The paper tackled the problem of evaluating Virtual Teaching Assistants (VTAs) in asynchronous learning environments by proposing a pedagogically grounded evaluation framework, resulting in the development of classifiers with improved accuracy based on expert annotations.
Asynchronous learning environments (ALEs) are widely adopted for formal and informal learning, but timely and personalized support is often limited. In this context, Virtual Teaching Assistants (VTAs) can potentially reduce the workload of instructors, but rigorous and pedagogically sound evaluation is essential. Existing assessments often rely on surface-level metrics and lack sufficient grounding in educational theories, making it difficult to meaningfully compare the pedagogical effectiveness of different VTA systems.
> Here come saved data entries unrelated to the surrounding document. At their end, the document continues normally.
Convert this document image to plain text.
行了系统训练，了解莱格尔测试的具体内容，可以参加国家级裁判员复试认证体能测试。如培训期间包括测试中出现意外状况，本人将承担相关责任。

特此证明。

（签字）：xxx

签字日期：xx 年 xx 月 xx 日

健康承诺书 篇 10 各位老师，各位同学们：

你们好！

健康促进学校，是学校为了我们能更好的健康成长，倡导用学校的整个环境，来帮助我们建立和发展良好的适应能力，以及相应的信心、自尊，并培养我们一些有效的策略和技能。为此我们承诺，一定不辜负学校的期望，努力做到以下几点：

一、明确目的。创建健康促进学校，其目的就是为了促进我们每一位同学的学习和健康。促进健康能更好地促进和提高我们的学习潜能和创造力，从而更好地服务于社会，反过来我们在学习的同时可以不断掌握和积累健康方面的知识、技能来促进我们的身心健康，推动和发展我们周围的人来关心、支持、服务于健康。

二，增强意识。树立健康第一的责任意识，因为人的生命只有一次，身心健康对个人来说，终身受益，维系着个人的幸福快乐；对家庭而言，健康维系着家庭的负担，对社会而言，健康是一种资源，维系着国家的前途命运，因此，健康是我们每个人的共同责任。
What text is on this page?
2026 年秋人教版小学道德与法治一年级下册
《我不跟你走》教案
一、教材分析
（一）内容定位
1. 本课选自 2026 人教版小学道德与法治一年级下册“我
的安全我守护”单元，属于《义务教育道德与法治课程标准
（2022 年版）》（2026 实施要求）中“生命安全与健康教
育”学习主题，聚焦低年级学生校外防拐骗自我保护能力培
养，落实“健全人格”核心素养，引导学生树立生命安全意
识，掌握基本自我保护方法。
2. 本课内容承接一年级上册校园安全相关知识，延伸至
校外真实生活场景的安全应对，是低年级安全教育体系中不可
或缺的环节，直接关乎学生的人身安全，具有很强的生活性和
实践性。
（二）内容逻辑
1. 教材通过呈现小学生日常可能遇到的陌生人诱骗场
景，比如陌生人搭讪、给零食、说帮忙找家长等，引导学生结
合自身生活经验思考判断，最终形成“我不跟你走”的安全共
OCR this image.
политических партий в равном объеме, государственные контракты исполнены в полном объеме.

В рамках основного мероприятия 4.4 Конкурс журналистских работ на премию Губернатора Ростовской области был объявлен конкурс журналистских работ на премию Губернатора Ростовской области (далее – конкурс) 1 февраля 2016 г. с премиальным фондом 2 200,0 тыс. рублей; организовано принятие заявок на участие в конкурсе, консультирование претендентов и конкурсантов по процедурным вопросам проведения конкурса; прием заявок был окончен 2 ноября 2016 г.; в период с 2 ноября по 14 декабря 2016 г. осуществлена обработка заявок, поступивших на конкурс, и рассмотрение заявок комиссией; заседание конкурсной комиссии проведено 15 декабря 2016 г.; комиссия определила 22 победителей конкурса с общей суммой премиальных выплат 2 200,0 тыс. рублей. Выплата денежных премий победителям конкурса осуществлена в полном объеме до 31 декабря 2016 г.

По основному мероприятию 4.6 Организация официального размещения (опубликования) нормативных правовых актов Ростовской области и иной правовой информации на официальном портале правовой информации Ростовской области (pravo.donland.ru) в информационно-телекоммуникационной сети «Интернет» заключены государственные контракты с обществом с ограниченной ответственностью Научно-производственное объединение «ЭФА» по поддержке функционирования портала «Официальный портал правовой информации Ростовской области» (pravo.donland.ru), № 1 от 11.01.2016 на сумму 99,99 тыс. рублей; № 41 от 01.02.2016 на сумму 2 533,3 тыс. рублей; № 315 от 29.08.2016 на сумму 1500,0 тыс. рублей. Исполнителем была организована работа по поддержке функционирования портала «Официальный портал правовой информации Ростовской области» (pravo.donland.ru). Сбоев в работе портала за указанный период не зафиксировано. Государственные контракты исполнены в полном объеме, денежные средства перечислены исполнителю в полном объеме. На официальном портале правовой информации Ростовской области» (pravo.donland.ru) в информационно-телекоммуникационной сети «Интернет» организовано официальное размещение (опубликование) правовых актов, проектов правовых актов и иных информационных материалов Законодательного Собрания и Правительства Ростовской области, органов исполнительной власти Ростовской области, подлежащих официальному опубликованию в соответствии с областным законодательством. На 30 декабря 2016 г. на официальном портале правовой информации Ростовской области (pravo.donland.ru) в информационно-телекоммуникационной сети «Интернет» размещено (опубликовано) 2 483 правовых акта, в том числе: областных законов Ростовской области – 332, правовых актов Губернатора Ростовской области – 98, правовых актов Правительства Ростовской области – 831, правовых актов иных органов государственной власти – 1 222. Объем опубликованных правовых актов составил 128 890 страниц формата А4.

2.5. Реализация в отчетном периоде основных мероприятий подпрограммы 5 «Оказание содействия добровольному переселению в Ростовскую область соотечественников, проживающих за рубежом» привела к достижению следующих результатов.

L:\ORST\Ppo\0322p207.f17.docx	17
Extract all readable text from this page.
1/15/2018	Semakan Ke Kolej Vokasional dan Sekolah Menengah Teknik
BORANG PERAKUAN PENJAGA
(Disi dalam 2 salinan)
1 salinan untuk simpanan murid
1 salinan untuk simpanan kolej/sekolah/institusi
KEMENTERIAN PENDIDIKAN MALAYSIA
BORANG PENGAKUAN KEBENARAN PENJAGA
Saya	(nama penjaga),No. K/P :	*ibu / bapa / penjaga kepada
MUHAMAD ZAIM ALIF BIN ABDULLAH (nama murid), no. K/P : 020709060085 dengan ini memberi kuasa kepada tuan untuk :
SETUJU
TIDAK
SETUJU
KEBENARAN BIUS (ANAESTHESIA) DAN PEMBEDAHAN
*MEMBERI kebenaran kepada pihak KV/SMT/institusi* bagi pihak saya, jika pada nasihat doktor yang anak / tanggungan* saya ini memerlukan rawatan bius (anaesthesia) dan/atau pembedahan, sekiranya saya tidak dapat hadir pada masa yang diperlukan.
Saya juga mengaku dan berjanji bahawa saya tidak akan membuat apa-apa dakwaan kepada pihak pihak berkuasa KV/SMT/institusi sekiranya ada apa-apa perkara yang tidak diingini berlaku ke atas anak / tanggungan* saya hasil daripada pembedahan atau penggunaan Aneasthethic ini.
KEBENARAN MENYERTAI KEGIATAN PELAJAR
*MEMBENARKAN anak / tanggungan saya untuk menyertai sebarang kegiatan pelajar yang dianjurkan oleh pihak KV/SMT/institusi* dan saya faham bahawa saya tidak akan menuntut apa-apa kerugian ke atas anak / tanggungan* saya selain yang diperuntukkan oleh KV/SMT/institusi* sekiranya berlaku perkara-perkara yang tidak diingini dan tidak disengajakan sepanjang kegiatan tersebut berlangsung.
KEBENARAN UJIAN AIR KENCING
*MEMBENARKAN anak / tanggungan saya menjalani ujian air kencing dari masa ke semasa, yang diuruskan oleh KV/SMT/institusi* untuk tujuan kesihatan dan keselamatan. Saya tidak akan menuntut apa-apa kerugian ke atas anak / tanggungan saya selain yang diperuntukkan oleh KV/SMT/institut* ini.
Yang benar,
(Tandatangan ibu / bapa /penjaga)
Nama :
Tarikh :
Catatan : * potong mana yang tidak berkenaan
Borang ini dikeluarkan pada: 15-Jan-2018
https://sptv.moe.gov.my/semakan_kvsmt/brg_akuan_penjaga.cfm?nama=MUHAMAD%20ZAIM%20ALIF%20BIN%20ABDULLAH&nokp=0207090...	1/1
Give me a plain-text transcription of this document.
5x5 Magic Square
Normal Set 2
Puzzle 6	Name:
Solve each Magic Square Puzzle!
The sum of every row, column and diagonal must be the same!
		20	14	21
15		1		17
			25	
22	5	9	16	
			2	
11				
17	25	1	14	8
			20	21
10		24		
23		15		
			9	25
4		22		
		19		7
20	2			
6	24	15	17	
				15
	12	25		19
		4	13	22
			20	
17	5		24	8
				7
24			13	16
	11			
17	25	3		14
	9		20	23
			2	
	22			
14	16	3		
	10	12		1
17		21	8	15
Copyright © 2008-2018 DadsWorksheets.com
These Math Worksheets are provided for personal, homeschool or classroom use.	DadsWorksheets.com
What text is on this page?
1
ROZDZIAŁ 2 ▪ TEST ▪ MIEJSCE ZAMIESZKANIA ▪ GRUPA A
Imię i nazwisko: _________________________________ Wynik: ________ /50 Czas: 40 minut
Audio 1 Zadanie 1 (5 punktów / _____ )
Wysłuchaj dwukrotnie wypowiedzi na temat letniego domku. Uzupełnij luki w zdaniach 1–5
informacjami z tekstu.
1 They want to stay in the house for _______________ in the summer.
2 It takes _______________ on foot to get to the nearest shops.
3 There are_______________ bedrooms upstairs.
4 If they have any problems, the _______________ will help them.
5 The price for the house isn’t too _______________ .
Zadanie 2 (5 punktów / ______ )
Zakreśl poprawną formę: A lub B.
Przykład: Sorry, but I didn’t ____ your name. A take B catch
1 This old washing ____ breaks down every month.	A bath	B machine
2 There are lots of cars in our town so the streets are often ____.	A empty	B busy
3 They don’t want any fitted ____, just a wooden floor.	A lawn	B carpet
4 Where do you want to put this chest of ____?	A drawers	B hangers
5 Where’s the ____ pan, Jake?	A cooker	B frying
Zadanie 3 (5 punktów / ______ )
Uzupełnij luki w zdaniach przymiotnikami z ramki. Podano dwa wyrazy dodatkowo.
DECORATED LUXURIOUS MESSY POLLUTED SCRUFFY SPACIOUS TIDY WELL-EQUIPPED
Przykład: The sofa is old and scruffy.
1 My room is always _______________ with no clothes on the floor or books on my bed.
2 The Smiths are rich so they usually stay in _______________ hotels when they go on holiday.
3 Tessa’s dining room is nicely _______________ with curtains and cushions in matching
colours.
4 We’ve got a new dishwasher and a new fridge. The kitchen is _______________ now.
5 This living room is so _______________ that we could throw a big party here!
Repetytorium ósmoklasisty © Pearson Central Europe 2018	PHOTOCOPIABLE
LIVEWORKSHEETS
To bridge this gap, we propose an evaluation framework rooted in learning sciences and tailored to asynchronous forum discussions, a common VTA deployment context in ALE. We construct classifiers using expert annotations of VTA responses on a diverse set of forum posts. We evaluate the effectiveness of our classifiers, identifying approaches that improve accuracy as well as challenges that hinder generalization. Our work establishes a foundation for theory-driven evaluation of VTA systems, paving the way for more pedagogically effective AI in education.